Random House to publish collection of lost Dr. Seuss stories

It’s a testament to how great Dr. Seuss’ books are that people still enjoy reading them even after all of the terrible movies they’ve been made into. Sure, the old animated ones are pretty good, but nobody ever needed to see The Lorax shilling for Mazda or IHOP. Seriously, Hollywood. Did you even read the damn book?

Anyway, studios will now have a new batch of Dr. Seuss stories to make terrible movies out of—much like how the once-glorious Truffula trees were stripped bare by greedy industrialists—thanks to a handful of “lost” stories that publisher Random House probably found in the bottom of a desk drawer somewhere. They aren’t unpublished stories, though, just ones that people most likely have never read. According to The USA Today, they were all originally published in the Redbook magazine “between 1950 and 1955,” back when magazines were about something other than pointless quizzes and perfume samples. Also, for our younger readers, a “magazine” is like a flimsy iPad that only does one thing.
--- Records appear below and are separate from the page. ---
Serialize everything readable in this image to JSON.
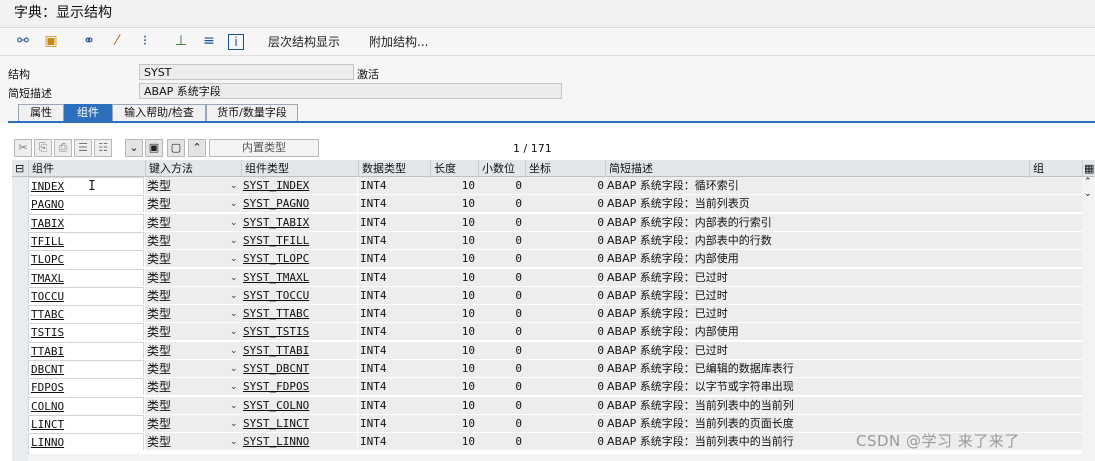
{
  "window": {
    "title": "字典：显示结构"
  },
  "toolbar": {
    "icons": [
      "glasses-icon",
      "transport-icon",
      "binoculars-icon",
      "magic-wand-icon",
      "tree-icon",
      "hierarchy-icon",
      "stack-icon",
      "info-icon"
    ],
    "hierarchy_label": "层次结构显示",
    "append_label": "附加结构..."
  },
  "form": {
    "structure_label": "结构",
    "structure_value": "SYST",
    "status": "激活",
    "short_desc_label": "简短描述",
    "short_desc_value": "ABAP 系统字段"
  },
  "tabs": [
    {
      "label": "属性"
    },
    {
      "label": "组件"
    },
    {
      "label": "输入帮助/检查"
    },
    {
      "label": "货币/数量字段"
    }
  ],
  "subtoolbar": {
    "inner_type_label": "内置类型",
    "counter": "1 / 171"
  },
  "table": {
    "headers": {
      "component": "组件",
      "entry": "键入方法",
      "comp_type": "组件类型",
      "data_type": "数据类型",
      "length": "长度",
      "decimals": "小数位",
      "coord": "坐标",
      "desc": "简短描述",
      "group": "组"
    },
    "rows": [
      {
        "name": "INDEX",
        "entry": "类型",
        "type": "SYST_INDEX",
        "dt": "INT4",
        "len": "10",
        "dec": "0",
        "coord": "0",
        "desc": "ABAP 系统字段：循环索引"
      },
      {
        "name": "PAGNO",
        "entry": "类型",
        "type": "SYST_PAGNO",
        "dt": "INT4",
        "len": "10",
        "dec": "0",
        "coord": "0",
        "desc": "ABAP 系统字段：当前列表页"
      },
      {
        "name": "TABIX",
        "entry": "类型",
        "type": "SYST_TABIX",
        "dt": "INT4",
        "len": "10",
        "dec": "0",
        "coord": "0",
        "desc": "ABAP 系统字段：内部表的行索引"
      },
      {
        "name": "TFILL",
        "entry": "类型",
        "type": "SYST_TFILL",
        "dt": "INT4",
        "len": "10",
        "dec": "0",
        "coord": "0",
        "desc": "ABAP 系统字段：内部表中的行数"
      },
      {
        "name": "TLOPC",
        "entry": "类型",
        "type": "SYST_TLOPC",
        "dt": "INT4",
        "len": "10",
        "dec": "0",
        "coord": "0",
        "desc": "ABAP 系统字段：内部使用"
      },
      {
        "name": "TMAXL",
        "entry": "类型",
        "type": "SYST_TMAXL",
        "dt": "INT4",
        "len": "10",
        "dec": "0",
        "coord": "0",
        "desc": "ABAP 系统字段：已过时"
      },
      {
        "name": "TOCCU",
        "entry": "类型",
        "type": "SYST_TOCCU",
        "dt": "INT4",
        "len": "10",
        "dec": "0",
        "coord": "0",
        "desc": "ABAP 系统字段：已过时"
      },
      {
        "name": "TTABC",
        "entry": "类型",
        "type": "SYST_TTABC",
        "dt": "INT4",
        "len": "10",
        "dec": "0",
        "coord": "0",
        "desc": "ABAP 系统字段：已过时"
      },
      {
        "name": "TSTIS",
        "entry": "类型",
        "type": "SYST_TSTIS",
        "dt": "INT4",
        "len": "10",
        "dec": "0",
        "coord": "0",
        "desc": "ABAP 系统字段：内部使用"
      },
      {
        "name": "TTABI",
        "entry": "类型",
        "type": "SYST_TTABI",
        "dt": "INT4",
        "len": "10",
        "dec": "0",
        "coord": "0",
        "desc": "ABAP 系统字段：已过时"
      },
      {
        "name": "DBCNT",
        "entry": "类型",
        "type": "SYST_DBCNT",
        "dt": "INT4",
        "len": "10",
        "dec": "0",
        "coord": "0",
        "desc": "ABAP 系统字段：已编辑的数据库表行"
      },
      {
        "name": "FDPOS",
        "entry": "类型",
        "type": "SYST_FDPOS",
        "dt": "INT4",
        "len": "10",
        "dec": "0",
        "coord": "0",
        "desc": "ABAP 系统字段：以字节或字符串出现"
      },
      {
        "name": "COLNO",
        "entry": "类型",
        "type": "SYST_COLNO",
        "dt": "INT4",
        "len": "10",
        "dec": "0",
        "coord": "0",
        "desc": "ABAP 系统字段：当前列表中的当前列"
      },
      {
        "name": "LINCT",
        "entry": "类型",
        "type": "SYST_LINCT",
        "dt": "INT4",
        "len": "10",
        "dec": "0",
        "coord": "0",
        "desc": "ABAP 系统字段：当前列表的页面长度"
      },
      {
        "name": "LINNO",
        "entry": "类型",
        "type": "SYST_LINNO",
        "dt": "INT4",
        "len": "10",
        "dec": "0",
        "coord": "0",
        "desc": "ABAP 系统字段：当前列表中的当前行"
      }
    ]
  },
  "watermark": "CSDN @学习 来了来了"
}
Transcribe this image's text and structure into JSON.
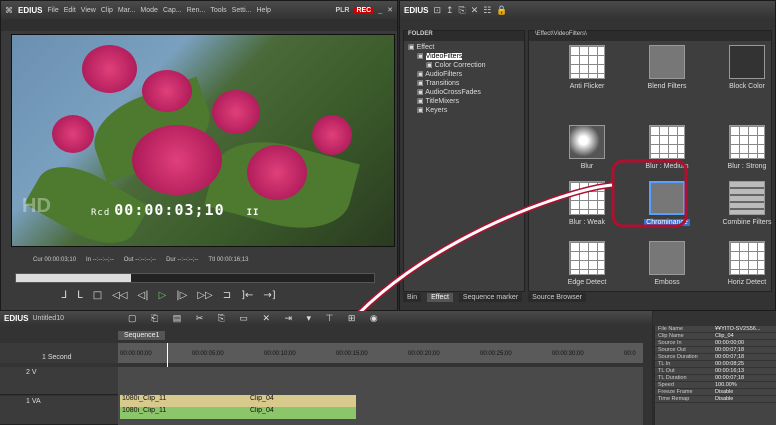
{
  "player": {
    "brand": "EDIUS",
    "menu": [
      "File",
      "Edit",
      "View",
      "Clip",
      "Mar...",
      "Mode",
      "Cap...",
      "Ren...",
      "Tools",
      "Setti...",
      "Help"
    ],
    "mode_label": "PLR",
    "rec_label": "REC",
    "overlay_logo": "HD",
    "timecode_prefix": "Rcd",
    "timecode": "00:00:03;10",
    "pause_mark": "II",
    "cur_label": "Cur",
    "cur_value": "00:00:03;10",
    "in_label": "In",
    "in_value": "--:--:--;--",
    "out_label": "Out",
    "out_value": "--:--:--;--",
    "dur_label": "Dur",
    "dur_value": "--:--:--;--",
    "ttl_label": "Ttl",
    "ttl_value": "00:00:16;13",
    "scrub_progress": 0.32
  },
  "effects_window": {
    "brand": "EDIUS",
    "folder_header": "FOLDER",
    "path": "\\Effect\\VideoFilters\\",
    "tree": [
      {
        "label": "Effect",
        "indent": 0
      },
      {
        "label": "VideoFilters",
        "indent": 1,
        "selected": true
      },
      {
        "label": "Color Correction",
        "indent": 2
      },
      {
        "label": "AudioFilters",
        "indent": 1
      },
      {
        "label": "Transitions",
        "indent": 1
      },
      {
        "label": "AudioCrossFades",
        "indent": 1
      },
      {
        "label": "TitleMixers",
        "indent": 1
      },
      {
        "label": "Keyers",
        "indent": 1
      }
    ],
    "items": [
      {
        "label": "Anti Flicker",
        "thumb": "grid"
      },
      {
        "label": "Blend Filters",
        "thumb": "gray"
      },
      {
        "label": "Block Color",
        "thumb": "dark"
      },
      {
        "label": "Blur",
        "thumb": "blur"
      },
      {
        "label": "Blur : Medium",
        "thumb": "grid"
      },
      {
        "label": "Blur : Strong",
        "thumb": "grid"
      },
      {
        "label": "Blur : Weak",
        "thumb": "grid"
      },
      {
        "label": "Chrominance",
        "thumb": "gray",
        "selected": true
      },
      {
        "label": "Combine Filters",
        "thumb": "stack"
      },
      {
        "label": "Edge Detect",
        "thumb": "grid"
      },
      {
        "label": "Emboss",
        "thumb": "gray"
      },
      {
        "label": "Horiz Detect",
        "thumb": "grid"
      }
    ],
    "tabs": [
      "Bin",
      "Effect",
      "Sequence marker",
      "Source Browser"
    ],
    "active_tab": "Effect"
  },
  "timeline": {
    "brand": "EDIUS",
    "project": "Untitled10",
    "sequence": "Sequence1",
    "scale": "1 Second",
    "ruler": [
      "00:00:00;00",
      "00:00:05;00",
      "00:00:10;00",
      "00:00:15;00",
      "00:00:20;00",
      "00:00:25;00",
      "00:00:30;00",
      "00:0"
    ],
    "tracks": [
      {
        "name": "2 V"
      },
      {
        "name": "1 VA"
      }
    ],
    "clips": [
      {
        "label": "1080i_Clip_11",
        "row": "video",
        "color": "#d8c98c"
      },
      {
        "label": "Clip_04",
        "row": "video",
        "color": "#d8c98c"
      },
      {
        "label": "1080i_Clip_11",
        "row": "audio",
        "color": "#8cc66a"
      },
      {
        "label": "Clip_04",
        "row": "audio",
        "color": "#8cc66a"
      }
    ]
  },
  "info_panel": [
    {
      "k": "File Name",
      "v": "¥¥YITO-SV2S56..."
    },
    {
      "k": "Clip Name",
      "v": "Clip_04"
    },
    {
      "k": "Source In",
      "v": "00:00:00;00"
    },
    {
      "k": "Source Out",
      "v": "00:00:07;18"
    },
    {
      "k": "Source Duration",
      "v": "00:00:07;18"
    },
    {
      "k": "TL In",
      "v": "00:00:08;25"
    },
    {
      "k": "TL Out",
      "v": "00:00:16;13"
    },
    {
      "k": "TL Duration",
      "v": "00:00:07;18"
    },
    {
      "k": "Speed",
      "v": "100.00%"
    },
    {
      "k": "Freeze Frame",
      "v": "Disable"
    },
    {
      "k": "Time Remap",
      "v": "Disable"
    }
  ]
}
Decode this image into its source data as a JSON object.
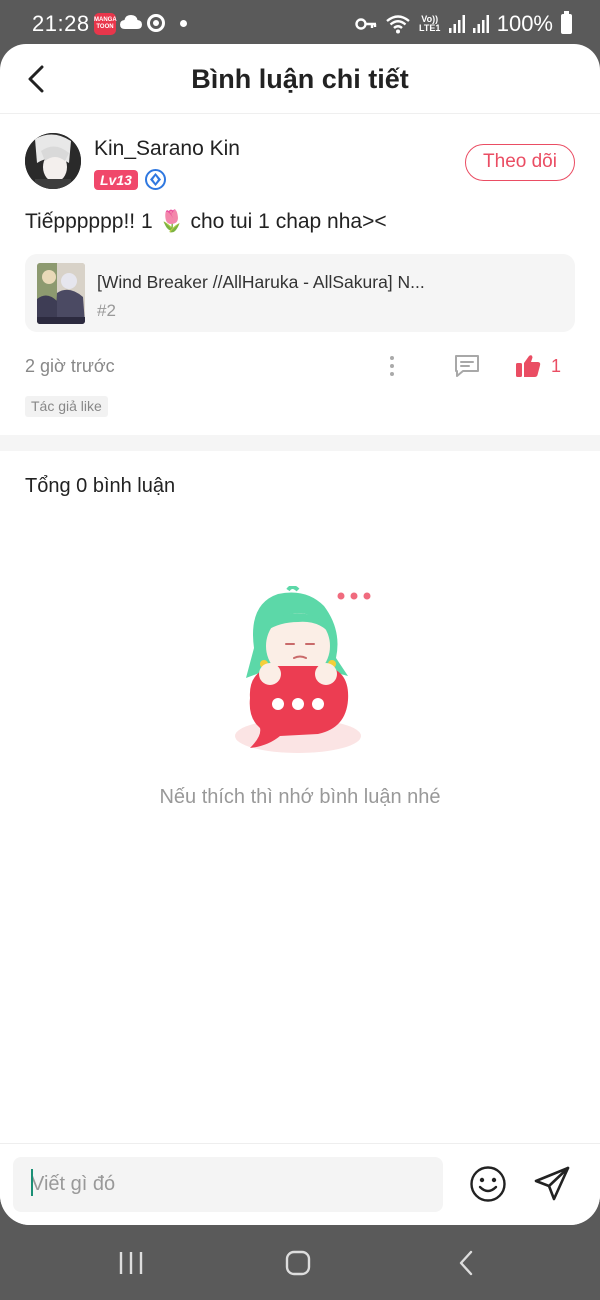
{
  "status_bar": {
    "time": "21:28",
    "app_icon_text": "MANGA TOON",
    "lte_label": "Vo)) LTE1",
    "battery": "100%"
  },
  "header": {
    "title": "Bình luận chi tiết"
  },
  "post": {
    "username": "Kin_Sarano Kin",
    "level": "Lv13",
    "follow_label": "Theo dõi",
    "text": "Tiếpppppp!! 1 🌷 cho tui 1 chap nha><",
    "work": {
      "title": "[Wind Breaker //AllHaruka - AllSakura] N...",
      "chapter": "#2"
    },
    "time_ago": "2 giờ trước",
    "like_count": "1",
    "author_like_tag": "Tác giả like"
  },
  "comments": {
    "total_label": "Tổng 0 bình luận",
    "empty_message": "Nếu thích thì nhớ bình luận nhé"
  },
  "input": {
    "placeholder": "Viết gì đó"
  },
  "colors": {
    "accent": "#ea4d63",
    "level_badge": "#f0486b",
    "verified": "#2f78e0",
    "caret": "#1a8f75",
    "system_bar": "#5a5a5a"
  },
  "icons": [
    "back-arrow-icon",
    "verified-icon",
    "more-icon",
    "reply-icon",
    "thumbs-up-icon",
    "emoji-icon",
    "send-icon",
    "recent-apps-icon",
    "home-icon",
    "nav-back-icon"
  ]
}
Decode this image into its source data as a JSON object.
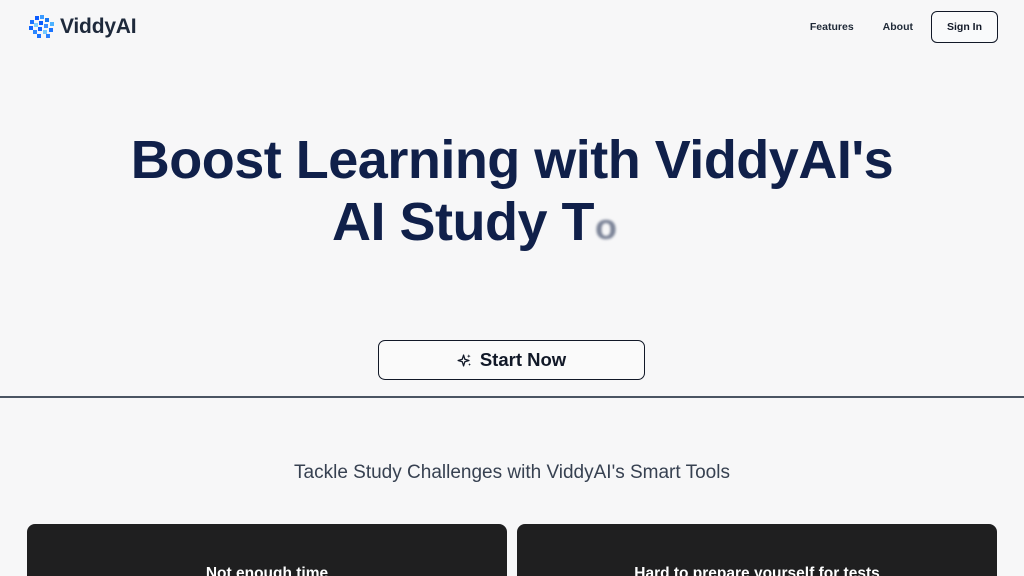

The four stories are being collected into a new children’s book called Horton And The Kwuggerbug And Other Lost Stories, and they include early appearances from the elephant Horton (of …Hears A Who fame) and To Think I Saw It On Mulberry Street’s Marco. One story in the collection, “How Officer Pat Saved The Whole Town,” actually takes place on Mulberry Street, giving Seuss his own Salinger-esque literary universe. The final story, “The Hoobub And The Grinch,” is about a Grinch—not the famous one, though—convincing something called a Hoobub that a useless piece of string is extremely valuable. We’re not sure if this is the first time the existence of multiple Grinches has been acknowledged, but we know that it will absolutely be a plot point in Grinch 2 if Jim Carrey ever gets really desperate for money.